Alma looked up at a sky covered with stars. They lit her face with reflected glory. “And our freedom.” She looked back at Johanna. “How can we help?”
8
East of Balkh, north of Kabul, somewhere in the Hindu Kush, summer, 1323
A FULL MONTH SINCE TALIKAN, most of it spent traversing rough, precarious mountain trails, made all the more dangerous by traversing them at night, and Alma and Hayat were sitting much more securely in their saddles. Their skin was chapped and their hands were calloused and they were both much thinner and they’d probably never smelled quite so badly in either of their lives, but Johanna was more impressed every day by their strength and resilience. Neither of them had wavered in their determination to win their mutual savior free of her pursuer, and Firas and Johanna had yet to hear a complaint from either of them over hard beds or short rations.

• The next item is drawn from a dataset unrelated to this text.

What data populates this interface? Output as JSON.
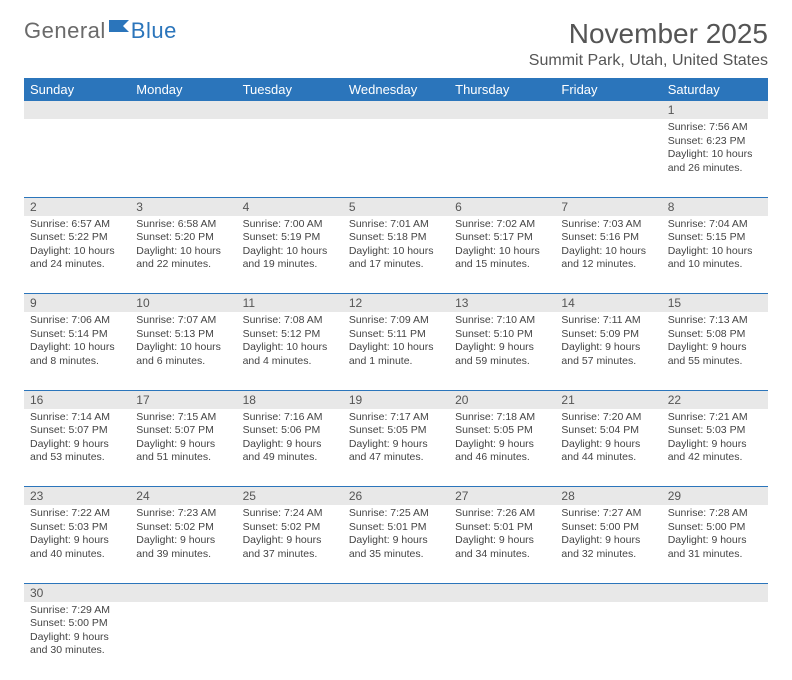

They had camped the previous morning beneath a rocky outcropping that sheltered them somewhat from the day’s rain. Firas had taken advantage of the storm to scout out their pursuers, and had returned at daybreak with the news that they were a day behind them. “A day, no more,” he said, looking at Johanna.
She frowned. “I thought they would be nearer.”
Firas removed his cheche, wrung it out and rewound it about his head, tucking in the wet ends neatly. “I’m sure they would be desolated to hear that you were disappointed in them, young miss.”
Hayat laughed, her unquenchable dimples still in evidence, grime notwithstanding.
“Still Gokudo and his twenty?”
“Yes, young miss.” Firas sounded regretfully respectful. “None have dropped out.”
Johanna nodded. “Do they know we are watching them?”
“No,” Firas said, very firmly.
“You’re sure?”
“I am sure, young miss. I have been very careful.”
“Very well, then.” Johanna reviewed their plans.
They had had considerable difficulty in finding exactly the right village to help them. Many were too small, without enough men. Others weren’t poor enough, having staked out the only arable land in a day’s walk and therefore capable of feeding themselves and their families without resorting to too much robbery. Some were simply apathetic from hunger suffered for too long, disinterested by malnutrition to any exertion.